Mazda Co-Pilot will safely pull your car over if you pass out

·2-min read



Mazda is close to launching a new safety feature that will help drivers that could suddenly become incapacitated. As part of its Co-Pilot suite of driver-assistance systems, the car will be able to warn other road-goers and safely pull over to the shoulder.

Mazda is demonstrating the technology to journalists in Japan in a specially outfitted Mazda 3 called the Co-Pilot Concept, though, as per the Seattle Times, it hasn't been given a proper name as of yet. Essentially, it uses largely available technologies to help usher the car to safety.

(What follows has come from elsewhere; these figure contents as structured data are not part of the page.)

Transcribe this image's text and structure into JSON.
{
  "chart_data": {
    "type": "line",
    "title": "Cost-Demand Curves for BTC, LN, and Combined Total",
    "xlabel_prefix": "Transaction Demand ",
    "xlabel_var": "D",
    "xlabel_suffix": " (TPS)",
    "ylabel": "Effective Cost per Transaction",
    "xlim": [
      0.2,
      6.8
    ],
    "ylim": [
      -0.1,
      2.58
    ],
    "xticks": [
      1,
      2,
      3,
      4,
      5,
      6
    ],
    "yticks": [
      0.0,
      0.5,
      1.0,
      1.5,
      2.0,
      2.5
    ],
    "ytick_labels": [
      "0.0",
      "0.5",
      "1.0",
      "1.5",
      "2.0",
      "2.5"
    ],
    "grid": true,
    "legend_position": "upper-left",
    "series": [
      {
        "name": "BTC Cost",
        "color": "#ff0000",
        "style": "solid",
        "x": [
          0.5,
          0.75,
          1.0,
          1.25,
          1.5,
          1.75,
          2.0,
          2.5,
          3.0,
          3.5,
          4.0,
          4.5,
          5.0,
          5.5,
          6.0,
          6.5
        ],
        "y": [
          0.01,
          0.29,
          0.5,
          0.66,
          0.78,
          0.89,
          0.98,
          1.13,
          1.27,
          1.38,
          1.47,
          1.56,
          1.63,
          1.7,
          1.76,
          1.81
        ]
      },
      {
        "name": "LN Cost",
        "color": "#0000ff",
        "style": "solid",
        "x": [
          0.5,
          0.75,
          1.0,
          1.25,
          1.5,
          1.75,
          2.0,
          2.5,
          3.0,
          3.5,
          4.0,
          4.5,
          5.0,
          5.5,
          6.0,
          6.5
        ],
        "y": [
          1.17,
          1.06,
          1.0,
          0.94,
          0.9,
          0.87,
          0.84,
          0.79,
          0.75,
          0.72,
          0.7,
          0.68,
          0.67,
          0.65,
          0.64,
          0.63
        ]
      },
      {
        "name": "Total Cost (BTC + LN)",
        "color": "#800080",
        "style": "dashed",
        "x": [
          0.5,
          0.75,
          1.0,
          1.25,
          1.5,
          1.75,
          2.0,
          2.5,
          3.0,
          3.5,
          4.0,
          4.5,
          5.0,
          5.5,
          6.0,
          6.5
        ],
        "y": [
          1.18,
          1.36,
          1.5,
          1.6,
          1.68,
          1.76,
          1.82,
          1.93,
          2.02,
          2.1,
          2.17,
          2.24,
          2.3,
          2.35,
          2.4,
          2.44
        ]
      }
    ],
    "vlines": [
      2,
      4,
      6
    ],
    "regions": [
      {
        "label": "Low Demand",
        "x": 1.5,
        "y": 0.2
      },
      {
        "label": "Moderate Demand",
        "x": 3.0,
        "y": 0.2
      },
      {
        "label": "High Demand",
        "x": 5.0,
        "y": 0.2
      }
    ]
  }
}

Monitoring of the driver comes simply from an interior-mounted camera that faces the driver. Mazda has been working with the Tsukuba University Hospital so software can distinguish whether a driver is alert or slumped over. While the program can identify drivers falling unconscious due to sudden health issues like a stroke or heart attack — a growing concern for aging populations like Japan's — it can also be used for those who are under the influence or fatigued.

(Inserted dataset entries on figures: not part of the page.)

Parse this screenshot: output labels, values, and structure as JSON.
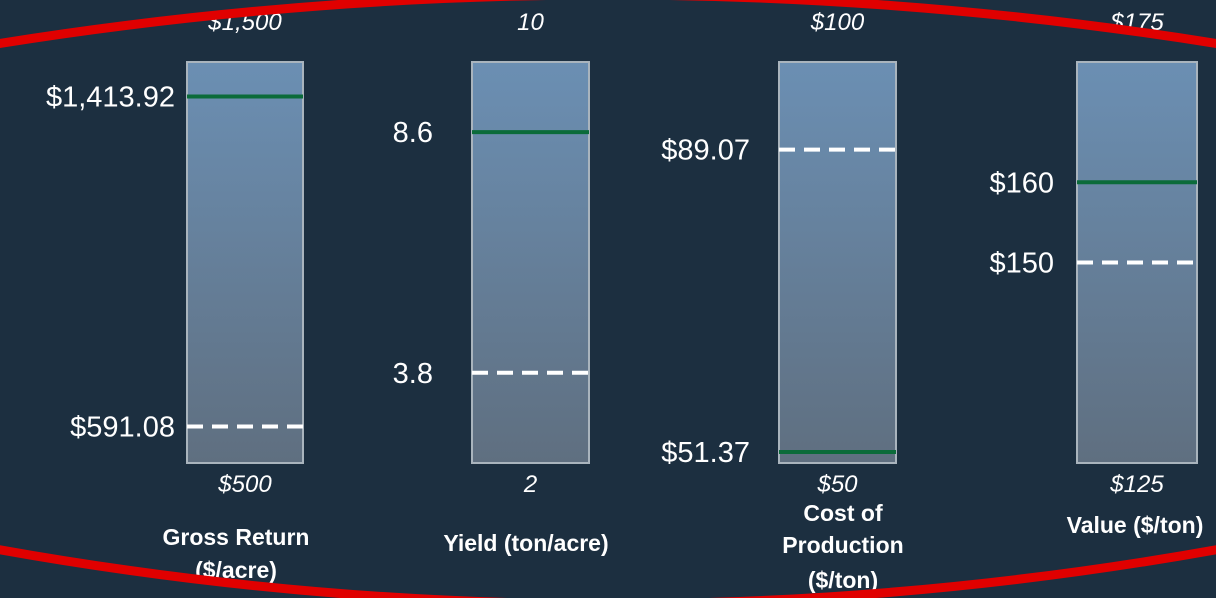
{
  "chart_data": {
    "type": "bar",
    "gauges": [
      {
        "title_lines": [
          "Gross Return",
          "($/acre)"
        ],
        "max_label": "$1,500",
        "min_label": "$500",
        "min": 500,
        "max": 1500,
        "markers": [
          {
            "value": 1413.92,
            "label": "$1,413.92",
            "style": "solid",
            "color": "#0b6b3a"
          },
          {
            "value": 591.08,
            "label": "$591.08",
            "style": "dashed",
            "color": "#ffffff"
          }
        ]
      },
      {
        "title_lines": [
          "Yield (ton/acre)"
        ],
        "max_label": "10",
        "min_label": "2",
        "min": 2,
        "max": 10,
        "markers": [
          {
            "value": 8.6,
            "label": "8.6",
            "style": "solid",
            "color": "#0b6b3a"
          },
          {
            "value": 3.8,
            "label": "3.8",
            "style": "dashed",
            "color": "#ffffff"
          }
        ]
      },
      {
        "title_lines": [
          "Cost of",
          "Production",
          "($/ton)"
        ],
        "max_label": "$100",
        "min_label": "$50",
        "min": 50,
        "max": 100,
        "markers": [
          {
            "value": 89.07,
            "label": "$89.07",
            "style": "dashed",
            "color": "#ffffff"
          },
          {
            "value": 51.37,
            "label": "$51.37",
            "style": "solid",
            "color": "#0b6b3a"
          }
        ]
      },
      {
        "title_lines": [
          "Value ($/ton)"
        ],
        "max_label": "$175",
        "min_label": "$125",
        "min": 125,
        "max": 175,
        "markers": [
          {
            "value": 160,
            "label": "$160",
            "style": "solid",
            "color": "#0b6b3a"
          },
          {
            "value": 150,
            "label": "$150",
            "style": "dashed",
            "color": "#ffffff"
          }
        ]
      }
    ]
  },
  "colors": {
    "background": "#1c2f40",
    "bar_top": "#6b8fb3",
    "bar_bottom": "#5f6f80",
    "bar_border": "#a9b4bd",
    "frame": "#e00000",
    "text": "#ffffff"
  }
}
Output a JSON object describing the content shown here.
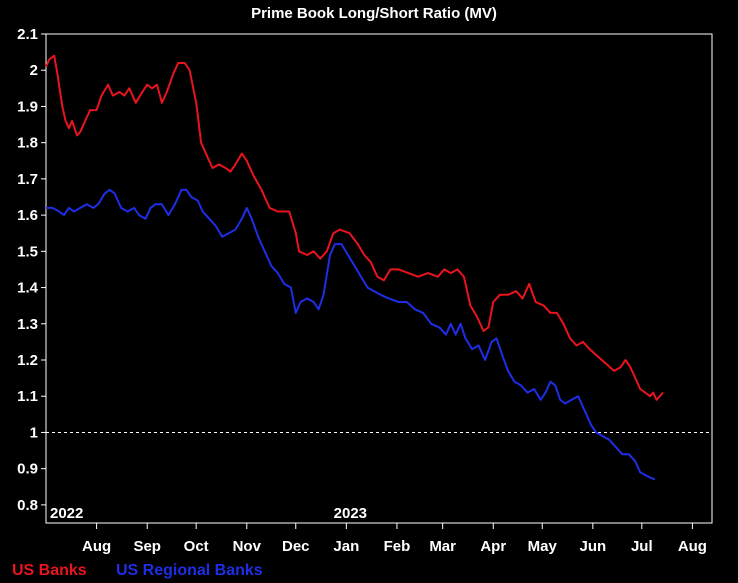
{
  "chart_data": {
    "type": "line",
    "title": "Prime Book Long/Short Ratio (MV)",
    "ylim": [
      0.75,
      2.1
    ],
    "yticks": [
      "2.1",
      "2",
      "1.9",
      "1.8",
      "1.7",
      "1.6",
      "1.5",
      "1.4",
      "1.3",
      "1.2",
      "1.1",
      "1",
      "0.9",
      "0.8"
    ],
    "xlim": [
      "2022-07-01",
      "2023-08-13"
    ],
    "xticks": [
      {
        "label": "Aug",
        "date": "2022-08-01"
      },
      {
        "label": "Sep",
        "date": "2022-09-01"
      },
      {
        "label": "Oct",
        "date": "2022-10-01"
      },
      {
        "label": "Nov",
        "date": "2022-11-01"
      },
      {
        "label": "Dec",
        "date": "2022-12-01"
      },
      {
        "label": "Jan",
        "date": "2023-01-01"
      },
      {
        "label": "Feb",
        "date": "2023-02-01"
      },
      {
        "label": "Mar",
        "date": "2023-03-01"
      },
      {
        "label": "Apr",
        "date": "2023-04-01"
      },
      {
        "label": "May",
        "date": "2023-05-01"
      },
      {
        "label": "Jun",
        "date": "2023-06-01"
      },
      {
        "label": "Jul",
        "date": "2023-07-01"
      },
      {
        "label": "Aug",
        "date": "2023-08-01"
      }
    ],
    "year_labels": [
      {
        "label": "2022",
        "date": "2022-07-01"
      },
      {
        "label": "2023",
        "date": "2023-01-01"
      }
    ],
    "reference_line": {
      "y": 1.0,
      "style": "dashed",
      "color": "#ffffff"
    },
    "grid": false,
    "legend_position": "bottom-left",
    "series": [
      {
        "name": "US Banks",
        "color": "#e8141e",
        "points": [
          [
            "2022-07-01",
            2.01
          ],
          [
            "2022-07-03",
            2.03
          ],
          [
            "2022-07-06",
            2.04
          ],
          [
            "2022-07-08",
            1.99
          ],
          [
            "2022-07-11",
            1.9
          ],
          [
            "2022-07-13",
            1.86
          ],
          [
            "2022-07-15",
            1.84
          ],
          [
            "2022-07-17",
            1.86
          ],
          [
            "2022-07-20",
            1.82
          ],
          [
            "2022-07-22",
            1.83
          ],
          [
            "2022-07-25",
            1.86
          ],
          [
            "2022-07-28",
            1.89
          ],
          [
            "2022-08-01",
            1.89
          ],
          [
            "2022-08-04",
            1.93
          ],
          [
            "2022-08-08",
            1.96
          ],
          [
            "2022-08-11",
            1.93
          ],
          [
            "2022-08-15",
            1.94
          ],
          [
            "2022-08-18",
            1.93
          ],
          [
            "2022-08-21",
            1.95
          ],
          [
            "2022-08-25",
            1.91
          ],
          [
            "2022-08-29",
            1.94
          ],
          [
            "2022-09-01",
            1.96
          ],
          [
            "2022-09-04",
            1.95
          ],
          [
            "2022-09-07",
            1.96
          ],
          [
            "2022-09-10",
            1.91
          ],
          [
            "2022-09-13",
            1.94
          ],
          [
            "2022-09-17",
            1.99
          ],
          [
            "2022-09-20",
            2.02
          ],
          [
            "2022-09-24",
            2.02
          ],
          [
            "2022-09-27",
            2.0
          ],
          [
            "2022-10-01",
            1.91
          ],
          [
            "2022-10-04",
            1.8
          ],
          [
            "2022-10-08",
            1.76
          ],
          [
            "2022-10-11",
            1.73
          ],
          [
            "2022-10-15",
            1.74
          ],
          [
            "2022-10-19",
            1.73
          ],
          [
            "2022-10-22",
            1.72
          ],
          [
            "2022-10-25",
            1.74
          ],
          [
            "2022-10-29",
            1.77
          ],
          [
            "2022-11-01",
            1.75
          ],
          [
            "2022-11-05",
            1.71
          ],
          [
            "2022-11-10",
            1.67
          ],
          [
            "2022-11-15",
            1.62
          ],
          [
            "2022-11-20",
            1.61
          ],
          [
            "2022-11-27",
            1.61
          ],
          [
            "2022-12-01",
            1.55
          ],
          [
            "2022-12-03",
            1.5
          ],
          [
            "2022-12-08",
            1.49
          ],
          [
            "2022-12-12",
            1.5
          ],
          [
            "2022-12-16",
            1.48
          ],
          [
            "2022-12-20",
            1.5
          ],
          [
            "2022-12-24",
            1.55
          ],
          [
            "2022-12-28",
            1.56
          ],
          [
            "2023-01-03",
            1.55
          ],
          [
            "2023-01-08",
            1.52
          ],
          [
            "2023-01-12",
            1.49
          ],
          [
            "2023-01-16",
            1.47
          ],
          [
            "2023-01-20",
            1.43
          ],
          [
            "2023-01-24",
            1.42
          ],
          [
            "2023-01-28",
            1.45
          ],
          [
            "2023-02-02",
            1.45
          ],
          [
            "2023-02-08",
            1.44
          ],
          [
            "2023-02-14",
            1.43
          ],
          [
            "2023-02-20",
            1.44
          ],
          [
            "2023-02-26",
            1.43
          ],
          [
            "2023-03-02",
            1.45
          ],
          [
            "2023-03-06",
            1.44
          ],
          [
            "2023-03-10",
            1.45
          ],
          [
            "2023-03-14",
            1.43
          ],
          [
            "2023-03-18",
            1.35
          ],
          [
            "2023-03-22",
            1.32
          ],
          [
            "2023-03-26",
            1.28
          ],
          [
            "2023-03-29",
            1.29
          ],
          [
            "2023-04-01",
            1.36
          ],
          [
            "2023-04-05",
            1.38
          ],
          [
            "2023-04-10",
            1.38
          ],
          [
            "2023-04-15",
            1.39
          ],
          [
            "2023-04-19",
            1.37
          ],
          [
            "2023-04-23",
            1.41
          ],
          [
            "2023-04-27",
            1.36
          ],
          [
            "2023-05-02",
            1.35
          ],
          [
            "2023-05-06",
            1.33
          ],
          [
            "2023-05-10",
            1.33
          ],
          [
            "2023-05-14",
            1.3
          ],
          [
            "2023-05-18",
            1.26
          ],
          [
            "2023-05-22",
            1.24
          ],
          [
            "2023-05-26",
            1.25
          ],
          [
            "2023-05-30",
            1.23
          ],
          [
            "2023-06-04",
            1.21
          ],
          [
            "2023-06-09",
            1.19
          ],
          [
            "2023-06-14",
            1.17
          ],
          [
            "2023-06-18",
            1.18
          ],
          [
            "2023-06-21",
            1.2
          ],
          [
            "2023-06-24",
            1.18
          ],
          [
            "2023-06-27",
            1.15
          ],
          [
            "2023-06-30",
            1.12
          ],
          [
            "2023-07-03",
            1.11
          ],
          [
            "2023-07-06",
            1.1
          ],
          [
            "2023-07-08",
            1.11
          ],
          [
            "2023-07-10",
            1.09
          ],
          [
            "2023-07-12",
            1.1
          ],
          [
            "2023-07-14",
            1.11
          ]
        ]
      },
      {
        "name": "US Regional Banks",
        "color": "#1e2ee6",
        "points": [
          [
            "2022-07-01",
            1.62
          ],
          [
            "2022-07-05",
            1.62
          ],
          [
            "2022-07-09",
            1.61
          ],
          [
            "2022-07-12",
            1.6
          ],
          [
            "2022-07-15",
            1.62
          ],
          [
            "2022-07-18",
            1.61
          ],
          [
            "2022-07-22",
            1.62
          ],
          [
            "2022-07-26",
            1.63
          ],
          [
            "2022-07-30",
            1.62
          ],
          [
            "2022-08-02",
            1.63
          ],
          [
            "2022-08-06",
            1.66
          ],
          [
            "2022-08-09",
            1.67
          ],
          [
            "2022-08-12",
            1.66
          ],
          [
            "2022-08-16",
            1.62
          ],
          [
            "2022-08-20",
            1.61
          ],
          [
            "2022-08-24",
            1.62
          ],
          [
            "2022-08-27",
            1.6
          ],
          [
            "2022-08-31",
            1.59
          ],
          [
            "2022-09-03",
            1.62
          ],
          [
            "2022-09-06",
            1.63
          ],
          [
            "2022-09-10",
            1.63
          ],
          [
            "2022-09-14",
            1.6
          ],
          [
            "2022-09-18",
            1.63
          ],
          [
            "2022-09-22",
            1.67
          ],
          [
            "2022-09-25",
            1.67
          ],
          [
            "2022-09-28",
            1.65
          ],
          [
            "2022-10-02",
            1.64
          ],
          [
            "2022-10-05",
            1.61
          ],
          [
            "2022-10-09",
            1.59
          ],
          [
            "2022-10-13",
            1.57
          ],
          [
            "2022-10-17",
            1.54
          ],
          [
            "2022-10-21",
            1.55
          ],
          [
            "2022-10-25",
            1.56
          ],
          [
            "2022-10-29",
            1.59
          ],
          [
            "2022-11-01",
            1.62
          ],
          [
            "2022-11-04",
            1.59
          ],
          [
            "2022-11-08",
            1.54
          ],
          [
            "2022-11-12",
            1.5
          ],
          [
            "2022-11-16",
            1.46
          ],
          [
            "2022-11-20",
            1.44
          ],
          [
            "2022-11-24",
            1.41
          ],
          [
            "2022-11-28",
            1.4
          ],
          [
            "2022-12-01",
            1.33
          ],
          [
            "2022-12-04",
            1.36
          ],
          [
            "2022-12-08",
            1.37
          ],
          [
            "2022-12-12",
            1.36
          ],
          [
            "2022-12-15",
            1.34
          ],
          [
            "2022-12-18",
            1.38
          ],
          [
            "2022-12-22",
            1.49
          ],
          [
            "2022-12-25",
            1.52
          ],
          [
            "2022-12-29",
            1.52
          ],
          [
            "2023-01-02",
            1.49
          ],
          [
            "2023-01-06",
            1.46
          ],
          [
            "2023-01-10",
            1.43
          ],
          [
            "2023-01-14",
            1.4
          ],
          [
            "2023-01-18",
            1.39
          ],
          [
            "2023-01-22",
            1.38
          ],
          [
            "2023-01-27",
            1.37
          ],
          [
            "2023-02-02",
            1.36
          ],
          [
            "2023-02-07",
            1.36
          ],
          [
            "2023-02-12",
            1.34
          ],
          [
            "2023-02-17",
            1.33
          ],
          [
            "2023-02-22",
            1.3
          ],
          [
            "2023-02-27",
            1.29
          ],
          [
            "2023-03-03",
            1.27
          ],
          [
            "2023-03-06",
            1.3
          ],
          [
            "2023-03-09",
            1.27
          ],
          [
            "2023-03-12",
            1.3
          ],
          [
            "2023-03-15",
            1.26
          ],
          [
            "2023-03-19",
            1.23
          ],
          [
            "2023-03-23",
            1.24
          ],
          [
            "2023-03-27",
            1.2
          ],
          [
            "2023-03-31",
            1.25
          ],
          [
            "2023-04-03",
            1.26
          ],
          [
            "2023-04-06",
            1.22
          ],
          [
            "2023-04-10",
            1.17
          ],
          [
            "2023-04-14",
            1.14
          ],
          [
            "2023-04-18",
            1.13
          ],
          [
            "2023-04-22",
            1.11
          ],
          [
            "2023-04-26",
            1.12
          ],
          [
            "2023-04-30",
            1.09
          ],
          [
            "2023-05-03",
            1.11
          ],
          [
            "2023-05-06",
            1.14
          ],
          [
            "2023-05-09",
            1.13
          ],
          [
            "2023-05-12",
            1.09
          ],
          [
            "2023-05-15",
            1.08
          ],
          [
            "2023-05-19",
            1.09
          ],
          [
            "2023-05-23",
            1.1
          ],
          [
            "2023-05-27",
            1.06
          ],
          [
            "2023-05-31",
            1.02
          ],
          [
            "2023-06-03",
            1.0
          ],
          [
            "2023-06-07",
            0.99
          ],
          [
            "2023-06-11",
            0.98
          ],
          [
            "2023-06-15",
            0.96
          ],
          [
            "2023-06-19",
            0.94
          ],
          [
            "2023-06-23",
            0.94
          ],
          [
            "2023-06-27",
            0.92
          ],
          [
            "2023-06-30",
            0.89
          ],
          [
            "2023-07-04",
            0.88
          ],
          [
            "2023-07-09",
            0.87
          ]
        ]
      }
    ]
  }
}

Upon detecting an incapacitated driver, the car will warn other drivers by honking and flashing its lights. It will then pull over to the side of the road in initiate a call to emergency services. The goal is save lives, similar to that of Apple's new iPhone crash detection feature, which also dials 911 in case an impact is detected at speed.

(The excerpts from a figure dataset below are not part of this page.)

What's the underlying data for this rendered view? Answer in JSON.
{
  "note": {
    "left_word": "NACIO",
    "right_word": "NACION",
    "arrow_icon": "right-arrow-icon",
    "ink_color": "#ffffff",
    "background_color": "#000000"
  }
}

The technology seems to be a natural progression of modern safety features, which can monitor lane position, blind spots and adjust speed based on surrounding traffic. Mazda estimates that the technology will hit production cars next year in Japan. Afterwards, it will roll out to Europe, but the article states Mazda is waiting to see if the U.S. will be accepting of such technology.

According to the Seattle Times, Mazda is also researching ways to detect a health issue before the driver is even aware of it themselves. Swaying heads, unfocused eyes, and anomalies in driving style are all being considered. By 2025, it hopes the system will be able to warn drivers before the ailment strikes.